Genomic and metabolic features of Bacillus cereus, inhibiting the growth of Sclerotinia sclerotiorum by synthesizing secondary metabolites

Abstract

AbstractWe investigated the biocontrol mechanism of Bacillus cereus CF4-51 to find powerful microbes that effectively control Sclerotinia sclerotiorum. To assess its inhibitory effect on fungal growth, the plant pathogen (S. sclerotiorum) was co-cultured with Bacillus cereus. Scanning electron microscope (SEM) was used to study the morphology of S. sclerotiorum treated with CF4-51 biofumigant. The expression of sclerotium formation-related genes was analyzed by qRT-PCR. We performed whole genome sequencing of CF4-51 by PacBio Sequel platform. Lipopeptides were extracted from strain CF4-51 according to the method of hydrochloric acid precipitation and methanol dissolution. The volatiles CF4-51 were identified using gas chromatography–mass spectrometry (GC–MS). We found that the volatile organic compounds (VOCs) released by CF4-51 damaged the S. sclerotiorum hyphae and inhibited the formation of sclerotia.

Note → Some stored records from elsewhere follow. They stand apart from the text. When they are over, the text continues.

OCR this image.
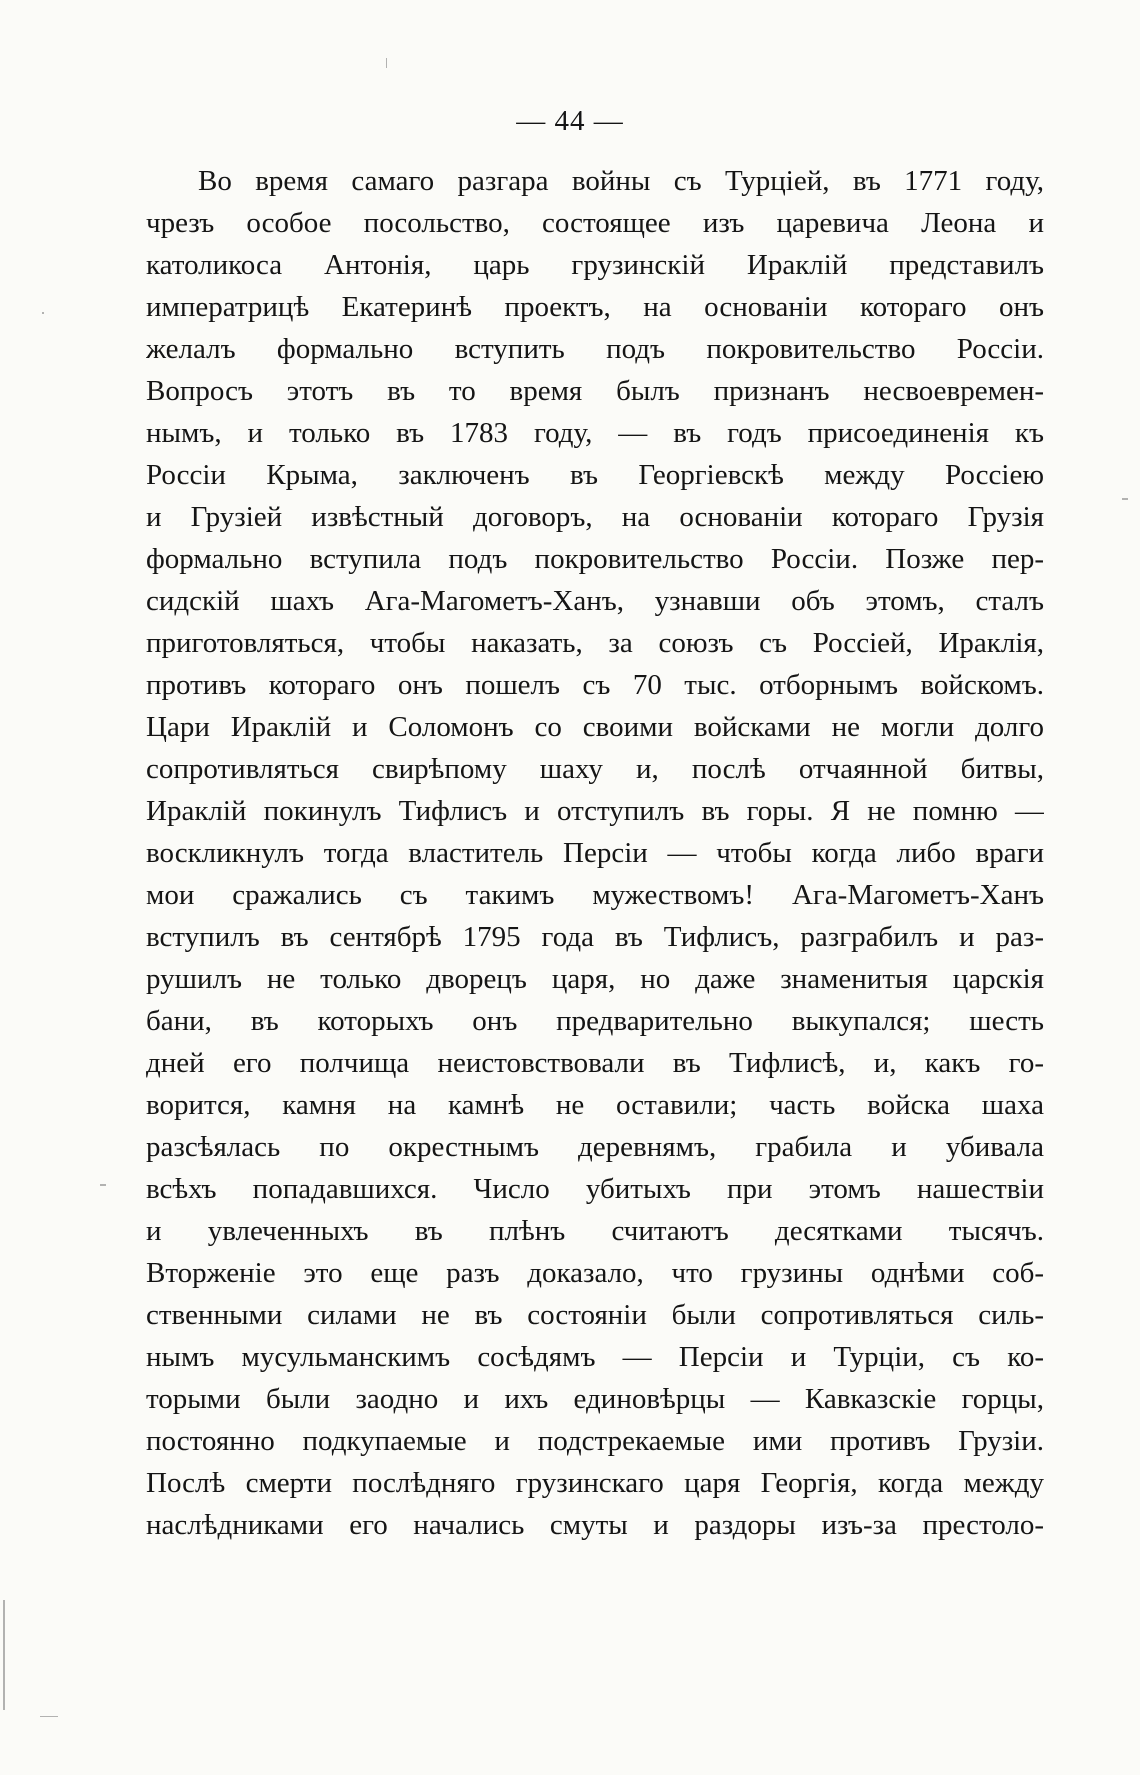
— 44 —
Во время самаго разгара войны съ Турціей, въ 1771 году,
чрезъ особое посольство, состоящее изъ царевича Леона и
католикоса Антонія, царь грузинскій Ираклій представилъ
императрицѣ Екатеринѣ проектъ, на основаніи котораго онъ
желалъ формально вступить подъ покровительство Россіи.
Вопросъ этотъ въ то время былъ признанъ несвоевремен-
нымъ, и только въ 1783 году, — въ годъ присоединенія къ
Россіи Крыма, заключенъ въ Георгіевскѣ между Россіею
и Грузіей извѣстный договоръ, на основаніи котораго Грузія
формально вступила подъ покровительство Россіи. Позже пер-
сидскій шахъ Ага-Магометъ-Ханъ, узнавши объ этомъ, сталъ
приготовляться, чтобы наказать, за союзъ съ Россіей, Ираклія,
противъ котораго онъ пошелъ съ 70 тыс. отборнымъ войскомъ.
Цари Ираклій и Соломонъ со своими войсками не могли долго
сопротивляться свирѣпому шаху и, послѣ отчаянной битвы,
Ираклій покинулъ Тифлисъ и отступилъ въ горы. Я не помню —
воскликнулъ тогда властитель Персіи — чтобы когда либо враги
мои сражались съ такимъ мужествомъ! Ага-Магометъ-Ханъ
вступилъ въ сентябрѣ 1795 года въ Тифлисъ, разграбилъ и раз-
рушилъ не только дворецъ царя, но даже знаменитыя царскія
бани, въ которыхъ онъ предварительно выкупался; шесть
дней его полчища неистовствовали въ Тифлисѣ, и, какъ го-
ворится, камня на камнѣ не оставили; часть войска шаха
разсѣялась по окрестнымъ деревнямъ, грабила и убивала
всѣхъ попадавшихся. Число убитыхъ при этомъ нашествіи
и увлеченныхъ въ плѣнъ считаютъ десятками тысячъ.
Вторженіе это еще разъ доказало, что грузины однѣми соб-
ственными силами не въ состояніи были сопротивляться силь-
нымъ мусульманскимъ сосѣдямъ — Персіи и Турціи, съ ко-
торыми были заодно и ихъ единовѣрцы — Кавказскіе горцы,
постоянно подкупаемые и подстрекаемые ими противъ Грузіи.
Послѣ смерти послѣдняго грузинскаго царя Георгія, когда между
наслѣдниками его начались смуты и раздоры изъ-за престоло-
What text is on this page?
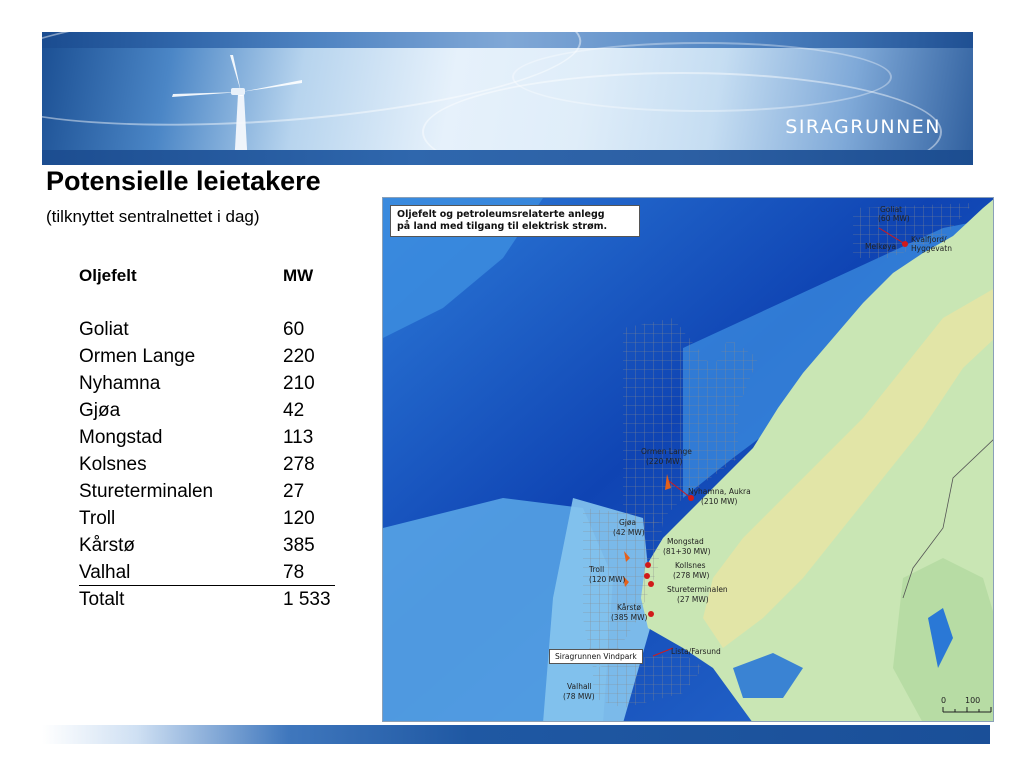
SIRAGRUNNEN
Potensielle leietakere
(tilknyttet sentralnettet i dag)
Oljefelt	MW
Goliat	60
Ormen Lange	220
Nyhamna	210
Gjøa	42
Mongstad	113
Kolsnes	278
Stureterminalen	27
Troll	120
Kårstø	385
Valhal	78
Totalt	1 533
Goliat
(60 MW)
Melkøya
Kvalfjord/
Hyggevatn
Ormen Lange
(220 MW)
Nyhamna, Aukra
(210 MW)
Gjøa
(42 MW)
Mongstad
(81+30 MW)
Troll
(120 MW)
Kollsnes
(278 MW)
Stureterminalen
(27 MW)
Kårstø
(385 MW)
Lista/Farsund
Valhall
(78 MW)	0 100
Oljefelt og petroleumsrelaterte anlegg
på land med tilgang til elektrisk strøm.
Siragrunnen Vindpark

The qRT-PCR data revealed the down-regulated expression of the genes involved in sclerotial formation. Moreover, we analyzed the B. cereus CF4-51 genome and metabolites. The genome consisted of 5.35 Mb, with a GC content of 35.74%. An examination of the genome revealed the presence of several gene clusters for the biosynthesis of antibiotics, siderophores, and various other bioactive compounds, including those belonging to the NRPS-like, LAP, RIPP-like, NRPS, betalactone, CDPS, terpene, ladderane, ranthipeptide, and lanthipeptide (class II) categories. A gas chromatography–tandem mass spectrometry analysis identified 45 VOCs produced by strain CF4-51. Among these, technical grade formulations of five were chosen for further study: 2-Pentadecanone, 6,10,14-trimethyl-,1,2-Benzenedicarboxylic acid, bis(2-methylpropyl) ester, Dibutyl phthalate, Cyclododecane, Heptadecane. the five major constituents play important roles in the antifungal activity of the VOCs CF4-51 on the growth of S. sclerotiorum. The secondary metabolites produced by strain CF4-51are critical for the inhibition of S. sclerotiorum hyphal growth and sclerotial formation.